With the list of possible suitors who combine legitimate cap space and a serious need for one-dimensional scoring starters all but dried up, it appears Nick Young’s unofficial holdout has ended. Phew.
Among other available shooting guards, Rodney Stuckey agreed to sign a three-year deal with Detroit worth $25 million; Marcus Thornton signed with Sacramento for four years and $33 million; and Jason Richardson agreed to a four-year deal worth $25 million to stay in Orlando. But veterans Jamal Crawford and Richard Hamilton both agreed to short-term deals that will pay them $5 million this season.
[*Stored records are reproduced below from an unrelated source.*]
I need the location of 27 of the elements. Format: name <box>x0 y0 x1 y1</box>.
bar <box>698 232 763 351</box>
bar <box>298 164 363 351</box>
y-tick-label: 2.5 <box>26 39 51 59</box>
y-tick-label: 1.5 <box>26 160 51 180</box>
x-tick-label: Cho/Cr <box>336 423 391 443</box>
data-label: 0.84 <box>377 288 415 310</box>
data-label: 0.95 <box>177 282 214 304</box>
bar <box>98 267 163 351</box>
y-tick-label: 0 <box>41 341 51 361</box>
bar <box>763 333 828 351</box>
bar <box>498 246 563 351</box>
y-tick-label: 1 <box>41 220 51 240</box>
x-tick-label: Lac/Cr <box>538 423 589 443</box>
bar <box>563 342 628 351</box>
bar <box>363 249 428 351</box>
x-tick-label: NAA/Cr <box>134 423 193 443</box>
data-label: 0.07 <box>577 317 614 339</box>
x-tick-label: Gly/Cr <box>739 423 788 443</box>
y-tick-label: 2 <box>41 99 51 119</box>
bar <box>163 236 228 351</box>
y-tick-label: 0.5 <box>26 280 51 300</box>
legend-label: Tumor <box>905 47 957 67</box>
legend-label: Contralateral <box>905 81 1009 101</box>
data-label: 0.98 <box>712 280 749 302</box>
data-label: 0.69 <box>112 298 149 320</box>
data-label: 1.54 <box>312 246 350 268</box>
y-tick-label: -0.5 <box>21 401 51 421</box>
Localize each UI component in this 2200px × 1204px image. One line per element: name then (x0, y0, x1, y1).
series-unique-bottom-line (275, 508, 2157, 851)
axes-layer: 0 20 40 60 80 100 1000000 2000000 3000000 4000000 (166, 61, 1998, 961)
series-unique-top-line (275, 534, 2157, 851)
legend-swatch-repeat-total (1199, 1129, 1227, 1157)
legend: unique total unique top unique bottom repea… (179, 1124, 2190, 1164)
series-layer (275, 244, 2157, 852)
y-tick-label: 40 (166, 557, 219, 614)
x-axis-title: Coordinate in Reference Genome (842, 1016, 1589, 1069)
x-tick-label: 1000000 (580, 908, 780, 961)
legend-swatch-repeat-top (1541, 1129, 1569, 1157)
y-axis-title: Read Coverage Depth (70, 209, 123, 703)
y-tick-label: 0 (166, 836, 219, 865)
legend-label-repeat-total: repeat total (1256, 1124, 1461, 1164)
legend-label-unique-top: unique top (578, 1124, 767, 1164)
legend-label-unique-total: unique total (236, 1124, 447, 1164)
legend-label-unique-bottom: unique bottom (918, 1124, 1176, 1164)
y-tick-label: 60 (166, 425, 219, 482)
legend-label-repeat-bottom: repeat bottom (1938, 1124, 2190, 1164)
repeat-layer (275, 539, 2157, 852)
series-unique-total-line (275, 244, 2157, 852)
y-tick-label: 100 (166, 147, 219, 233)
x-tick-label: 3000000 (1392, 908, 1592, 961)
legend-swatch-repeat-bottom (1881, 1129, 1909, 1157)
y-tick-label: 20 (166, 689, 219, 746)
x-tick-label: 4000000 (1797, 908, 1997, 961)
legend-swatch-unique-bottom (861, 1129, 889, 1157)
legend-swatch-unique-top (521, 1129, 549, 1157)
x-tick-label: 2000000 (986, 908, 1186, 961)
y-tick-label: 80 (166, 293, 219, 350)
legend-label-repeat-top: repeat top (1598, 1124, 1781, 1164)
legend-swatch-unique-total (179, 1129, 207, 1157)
Denver restricted free agent guard Arron Afflalo remains unsigned.
While all those contracts are for multiple years—and there’s a very strong chance Afflalo’s falls in line—Young and his one-year deal become an anomaly. The move all but promises that this will in fact be his last season in Washington. The two sides tried desperately over the last few weeks to hammer out a long term pact that would keep Young in line with the team’s rebuilding plan, but what this shorter-than-expected financial truce signifies, is that Washington’s upper management doesn’t see things that way. At the price he’s asking (rumored in the $9 million per year range) it isn’t necessarily a bad thing that the Wizards chose not to lock him down, but the uncertainty of replacing that side-kick, 20 a night scoring creates an important hole that they don’t seem prepared to fill. Letting Young go is fine, but if they do, they better have a proper backup plan.